John Leguizamo as Mr. Scrooge

The film actually slows down a lot at points, and even at 112 minutes, the film still feels longer than it really needs to be. We get a lot of backstory for Santa and radio conversations between him and Trudy, the girl he’s trying to save, but the scenes really hurt the pacing and bring everything to a halt. A better script would make this bearable, but for a film about high octane violence, it just doesn’t work that well. I can appreciate them trying to keep the film from being completely mindless, it’s just what they went with isn’t all that interesting.

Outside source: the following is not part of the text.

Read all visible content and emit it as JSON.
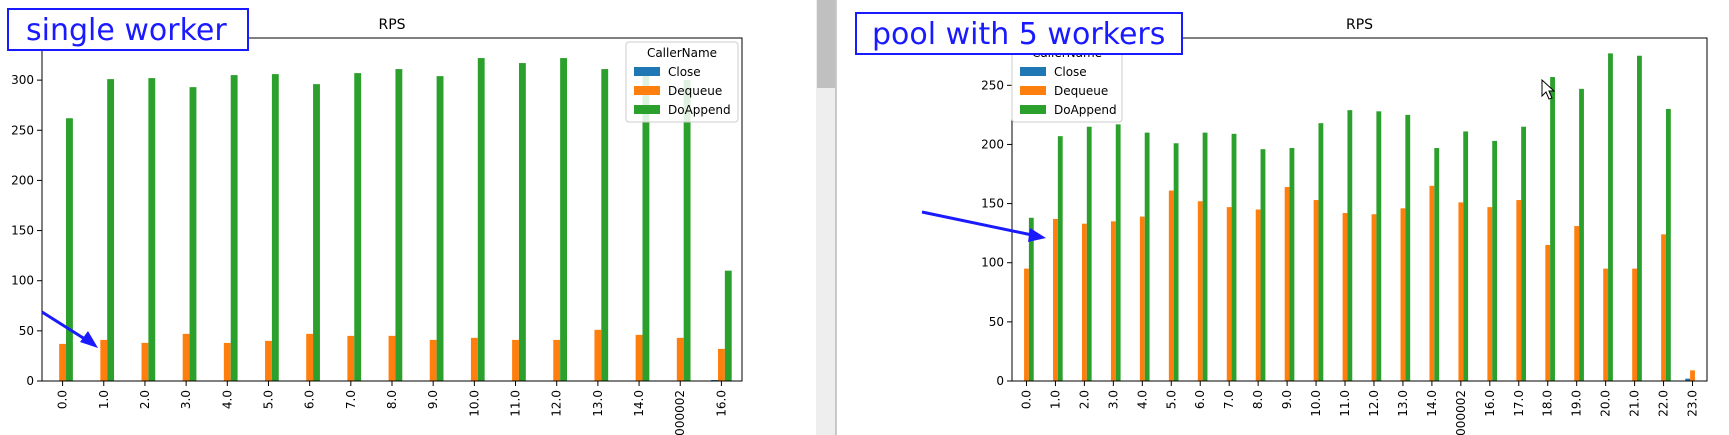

The fight scenes are of course the main attraction, and when we finally get to them they can be pretty solid. Santa makes use of everything holly and jolly, from Christmas stars, to candy canes licked into shivs, to everyone’s favorite Christmas decoration; a wood chipper. It gets pretty brutal but remains just cartoony enough to not turn out needlessly edgy. The big final kill is truly a sight to behold, in all its disgusting beauty. Also, this might be the closest we get to a Rated R Home Alone sequel, so I gotta give it props for that.

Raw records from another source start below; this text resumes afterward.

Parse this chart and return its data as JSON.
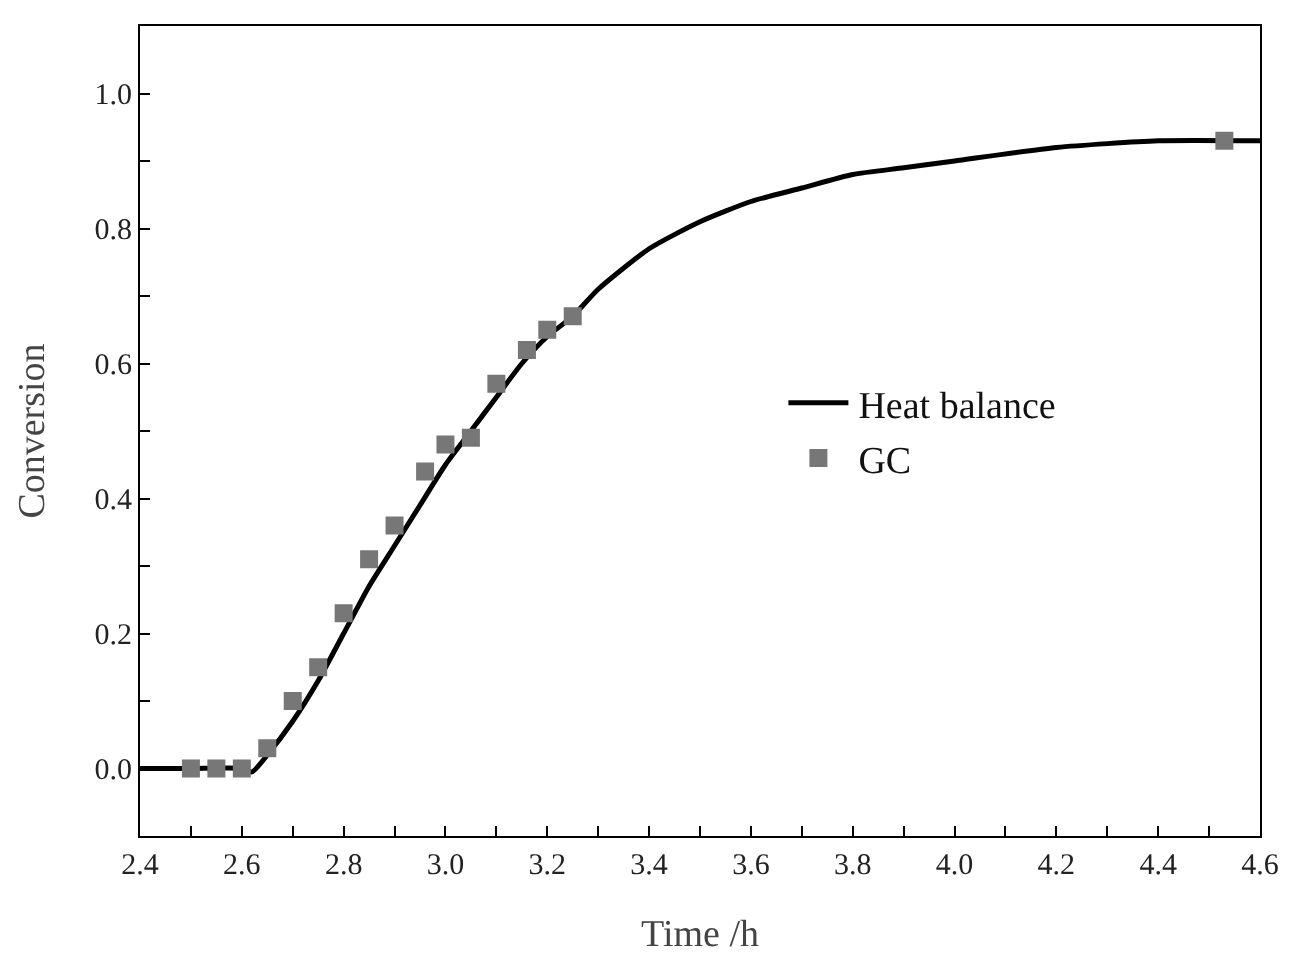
{
  "chart_data": {
    "type": "line",
    "xlabel": "Time /h",
    "ylabel": "Conversion",
    "xlim": [
      2.4,
      4.6
    ],
    "ylim": [
      -0.1,
      1.1
    ],
    "xticks": [
      {
        "value": 2.4,
        "label": "2.4"
      },
      {
        "value": 2.5,
        "label": null
      },
      {
        "value": 2.6,
        "label": "2.6"
      },
      {
        "value": 2.7,
        "label": null
      },
      {
        "value": 2.8,
        "label": "2.8"
      },
      {
        "value": 2.9,
        "label": null
      },
      {
        "value": 3.0,
        "label": "3.0"
      },
      {
        "value": 3.1,
        "label": null
      },
      {
        "value": 3.2,
        "label": "3.2"
      },
      {
        "value": 3.3,
        "label": null
      },
      {
        "value": 3.4,
        "label": "3.4"
      },
      {
        "value": 3.5,
        "label": null
      },
      {
        "value": 3.6,
        "label": "3.6"
      },
      {
        "value": 3.7,
        "label": null
      },
      {
        "value": 3.8,
        "label": "3.8"
      },
      {
        "value": 3.9,
        "label": null
      },
      {
        "value": 4.0,
        "label": "4.0"
      },
      {
        "value": 4.1,
        "label": null
      },
      {
        "value": 4.2,
        "label": "4.2"
      },
      {
        "value": 4.3,
        "label": null
      },
      {
        "value": 4.4,
        "label": "4.4"
      },
      {
        "value": 4.5,
        "label": null
      },
      {
        "value": 4.6,
        "label": "4.6"
      }
    ],
    "yticks": [
      {
        "value": -0.1,
        "label": null
      },
      {
        "value": 0.0,
        "label": "0.0"
      },
      {
        "value": 0.1,
        "label": null
      },
      {
        "value": 0.2,
        "label": "0.2"
      },
      {
        "value": 0.3,
        "label": null
      },
      {
        "value": 0.4,
        "label": "0.4"
      },
      {
        "value": 0.5,
        "label": null
      },
      {
        "value": 0.6,
        "label": "0.6"
      },
      {
        "value": 0.7,
        "label": null
      },
      {
        "value": 0.8,
        "label": "0.8"
      },
      {
        "value": 0.9,
        "label": null
      },
      {
        "value": 1.0,
        "label": "1.0"
      }
    ],
    "grid": false,
    "legend": "right",
    "series": [
      {
        "name": "Heat balance",
        "color": "#000000",
        "marker": "none",
        "line_style": "solid",
        "x": [
          2.4,
          2.5,
          2.6,
          2.62,
          2.65,
          2.7,
          2.75,
          2.8,
          2.85,
          2.9,
          2.95,
          3.0,
          3.05,
          3.1,
          3.15,
          3.2,
          3.25,
          3.3,
          3.4,
          3.5,
          3.6,
          3.7,
          3.8,
          3.9,
          4.0,
          4.2,
          4.4,
          4.6
        ],
        "values": [
          0,
          0,
          0,
          -0.005,
          0.02,
          0.07,
          0.13,
          0.2,
          0.27,
          0.33,
          0.39,
          0.45,
          0.5,
          0.55,
          0.6,
          0.64,
          0.67,
          0.71,
          0.77,
          0.81,
          0.84,
          0.86,
          0.88,
          0.89,
          0.9,
          0.92,
          0.93,
          0.93
        ]
      },
      {
        "name": "GC",
        "type": "scatter",
        "color": "#777777",
        "marker": "square",
        "x": [
          2.5,
          2.55,
          2.6,
          2.65,
          2.7,
          2.75,
          2.8,
          2.85,
          2.9,
          2.96,
          3.0,
          3.05,
          3.1,
          3.16,
          3.2,
          3.25,
          4.53
        ],
        "values": [
          0,
          0,
          0,
          0.03,
          0.1,
          0.15,
          0.23,
          0.31,
          0.36,
          0.44,
          0.48,
          0.49,
          0.57,
          0.62,
          0.65,
          0.67,
          0.93
        ]
      }
    ]
  }
}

While this film has its moments, I do wish we could’ve seen a little more out-there story. I feel like the idea of Santa fighting bad guys and saving a family for Christmas has been around for ages, and unfortunately, no amount of seasons beatings makes it feel any fresher. Big dumb films like this should have a big dumb plot, where they really get weird and go balls to the wall with all the Santa Clause lore and all the settings you could place him in. I suppose this is fine for what it is, but nothing really blew me away here.

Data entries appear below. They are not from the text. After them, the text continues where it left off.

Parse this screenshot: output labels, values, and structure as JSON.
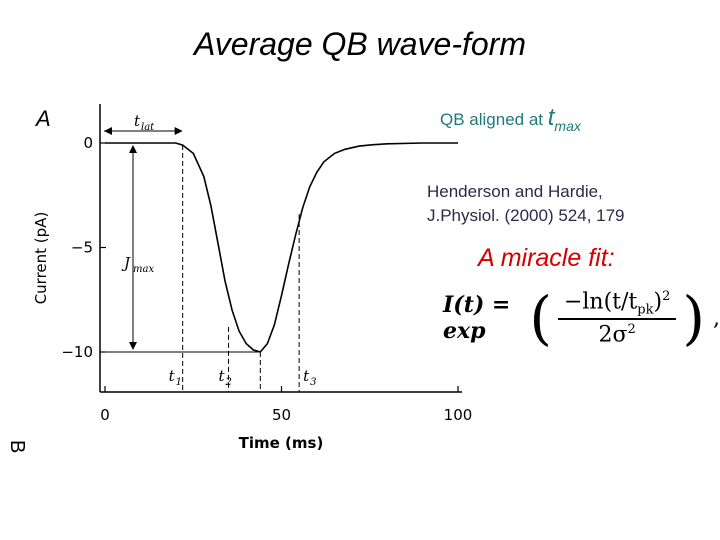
{
  "slide": {
    "title": "Average QB wave-form",
    "panel_letter": "A",
    "side_letter": "B",
    "aligned_text": "QB aligned at",
    "aligned_var": "t",
    "aligned_sub": "max",
    "reference_line1": "Henderson and Hardie,",
    "reference_line2": "J.Physiol. (2000) 524, 179",
    "miracle_text": "A miracle fit:",
    "formula": {
      "lhs": "I(t) = exp",
      "numerator": "−ln(t/t",
      "numerator_sub": "pk",
      "numerator_tail": ")",
      "numerator_sup": "2",
      "denominator": "2σ",
      "denominator_sup": "2",
      "comma": ","
    }
  },
  "chart_data": {
    "type": "line",
    "xlabel": "Time (ms)",
    "ylabel": "Current (pA)",
    "xlim": [
      0,
      100
    ],
    "ylim": [
      -10,
      0
    ],
    "xticks": [
      0,
      50,
      100
    ],
    "yticks": [
      0,
      -5,
      -10
    ],
    "series": [
      {
        "x": [
          0,
          5,
          10,
          15,
          20,
          22,
          25,
          28,
          30,
          32,
          34,
          36,
          38,
          40,
          42,
          44,
          46,
          48,
          50,
          52,
          54,
          56,
          58,
          60,
          62,
          65,
          68,
          72,
          76,
          80,
          90,
          100
        ],
        "values": [
          0,
          0,
          0,
          0,
          0,
          -0.1,
          -0.5,
          -1.6,
          -3.0,
          -4.8,
          -6.6,
          -8.0,
          -9.0,
          -9.6,
          -9.9,
          -10.0,
          -9.6,
          -8.7,
          -7.3,
          -5.8,
          -4.4,
          -3.1,
          -2.1,
          -1.4,
          -0.9,
          -0.5,
          -0.3,
          -0.15,
          -0.08,
          -0.04,
          0,
          0
        ]
      }
    ],
    "annotations": {
      "t_lat_label": "t",
      "t_lat_sub": "lat",
      "j_max_label": "J",
      "j_max_sub": "max",
      "t_labels": [
        {
          "name": "t",
          "sub": "1",
          "x": 22
        },
        {
          "name": "t",
          "sub": "2",
          "x": 35
        },
        {
          "name": "t",
          "sub": "3",
          "x": 55
        }
      ],
      "lat_x": 22,
      "peak_x": 44
    }
  }
}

There’s certainly some fun to be had with Violent Night, making it quite the wild card to throw into your holiday film rotations. The action is impressive at times and the characters are so stupid that it will occassionally make your laugh. There’s no real surprises here, so if this seems like something you’d enjoy at face value, then this is pretty much what you’ll get. For me, I’m sticking with the true badass Santa, Detective Crashmore.

Rating

(out of a possible 5 candy cane shivs)

O’ Gory Night

There’s blood in the snow this Christmas, but at least its better than yellow snow. A violent Christmas movie calls for something that can look the part but still contain all those flavors familiar to the holidays. The O’ Gory Night is just that, balled up into a boozy, desert heavy package that pulls flavors of vanilla, chocolate, and peppermint. Top it off with a blood splattered snowball, and get ready to be hit by a Viking hammer of a holiday drink!

Ingredients

  • 1.5oz Rumchata
  • 1oz rum
  • 1/2oz peppermint schnapps
  • 1/2oz creme de cacao
  • Garnish: 1 scoop vanilla ice cream
  • Pour: Maraschino cherry syrup

Instructions

  1. Add ingredients to a shaker and shake with ice.
  2. Strain into rocks glass filled with ice.
  3. Top with scoop of vanilla ice cream.
  4. Pour maraschino syrup gently over the top.